Dan threw his thumb over his shoulder. "I had a phone conference with the monarch and he's decided to reconsider his position."

"Really?" Chrys asked. "How did you manage that?"

"Once again, violence has solved all our problems," Dan said with satisfaction. "I've yet to meet a situation the right application of force combined with verbal abuse could not correct."

"Awwww…" Blast Fuse and Blast Powder moaned from underneath a pile of bombs and a stack of TNT. "But we wanted to use explosive force!"

Dan ruffled their manes. "There's always next time, girls."

Another knock at the door drew their attention. "Excuse me? Are you all quite done?"

The hair on the back of Dan's neck spiked. "How the heck could he be up again so quickly?!"

Twilight shrugged. "Respawned? Someone rezzed him?"

Stomping over, Dan tore open the door. Behind it, Blueblood stood, unscathed and even his crown was undamaged. "Well, thank goodness you're decent, captain.
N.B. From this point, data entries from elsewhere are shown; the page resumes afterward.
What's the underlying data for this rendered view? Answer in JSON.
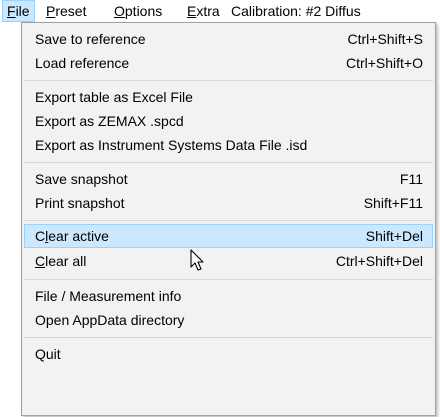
{
  "menubar": {
    "file": {
      "accel": "F",
      "rest": "ile"
    },
    "preset": {
      "accel": "P",
      "rest": "reset"
    },
    "options": {
      "accel": "O",
      "rest": "ptions"
    },
    "extra": {
      "accel": "E",
      "rest": "xtra"
    },
    "calibration": "Calibration: #2 Diffus"
  },
  "file_menu": {
    "save_reference": {
      "label": "Save to reference",
      "shortcut": "Ctrl+Shift+S"
    },
    "load_reference": {
      "label": "Load reference",
      "shortcut": "Ctrl+Shift+O"
    },
    "export_excel": {
      "label": "Export table as Excel File"
    },
    "export_zemax": {
      "label": "Export as ZEMAX .spcd"
    },
    "export_isd": {
      "label": "Export as Instrument Systems Data File .isd"
    },
    "save_snapshot": {
      "label": "Save snapshot",
      "shortcut": "F11"
    },
    "print_snapshot": {
      "label": "Print snapshot",
      "shortcut": "Shift+F11"
    },
    "clear_active": {
      "pre": "C",
      "accel": "l",
      "post": "ear active",
      "shortcut": "Shift+Del"
    },
    "clear_all": {
      "accel": "C",
      "post": "lear all",
      "shortcut": "Ctrl+Shift+Del"
    },
    "file_info": {
      "label": "File / Measurement info"
    },
    "open_appdata": {
      "label": "Open AppData directory"
    },
    "quit": {
      "label": "Quit"
    }
  },
  "colors": {
    "highlight_bg": "#cce8ff",
    "highlight_border": "#99d1ff",
    "menu_bg": "#f2f2f2"
  },
  "icons": {
    "pointer": "mouse-pointer-icon"
  }
}
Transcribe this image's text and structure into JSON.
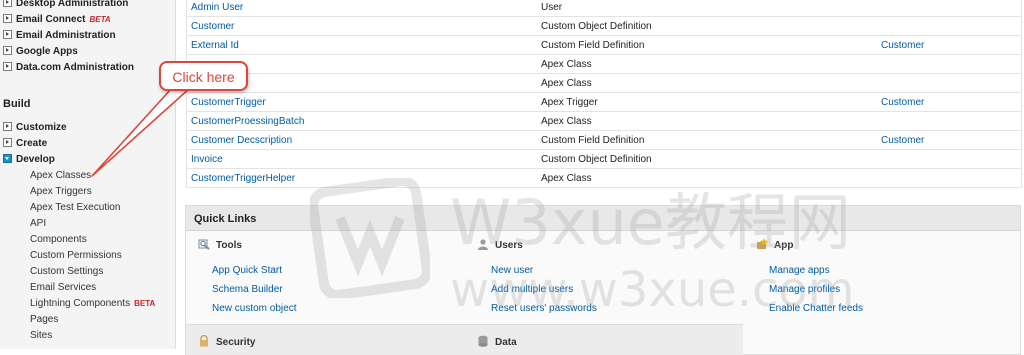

Are we ready to depart?"

"How the buck are you standing?" Dan asked. "I gave you the royal beatdown you deserved!"

"What?" Blueblood asked, momentarily confused. "OH, haha. You must've been talking about my stunt double, Bleublood."

Dan's face went blank. "Stunt double?" Over the prince's shoulder, a pair of paramedics were already hauling off a second Blueblood on a stretcher. "I feel cheated now."

"Ah-haha-ha," the prince laughed. "Did you really think it would be that easy, captain? Well, I do hope you enjoyed your chance to vent a little frustration but we must be going. Hop to it, now!"

The human frowned and turned back to Twilight and the others. "Can you guys wait inside for another five minutes?"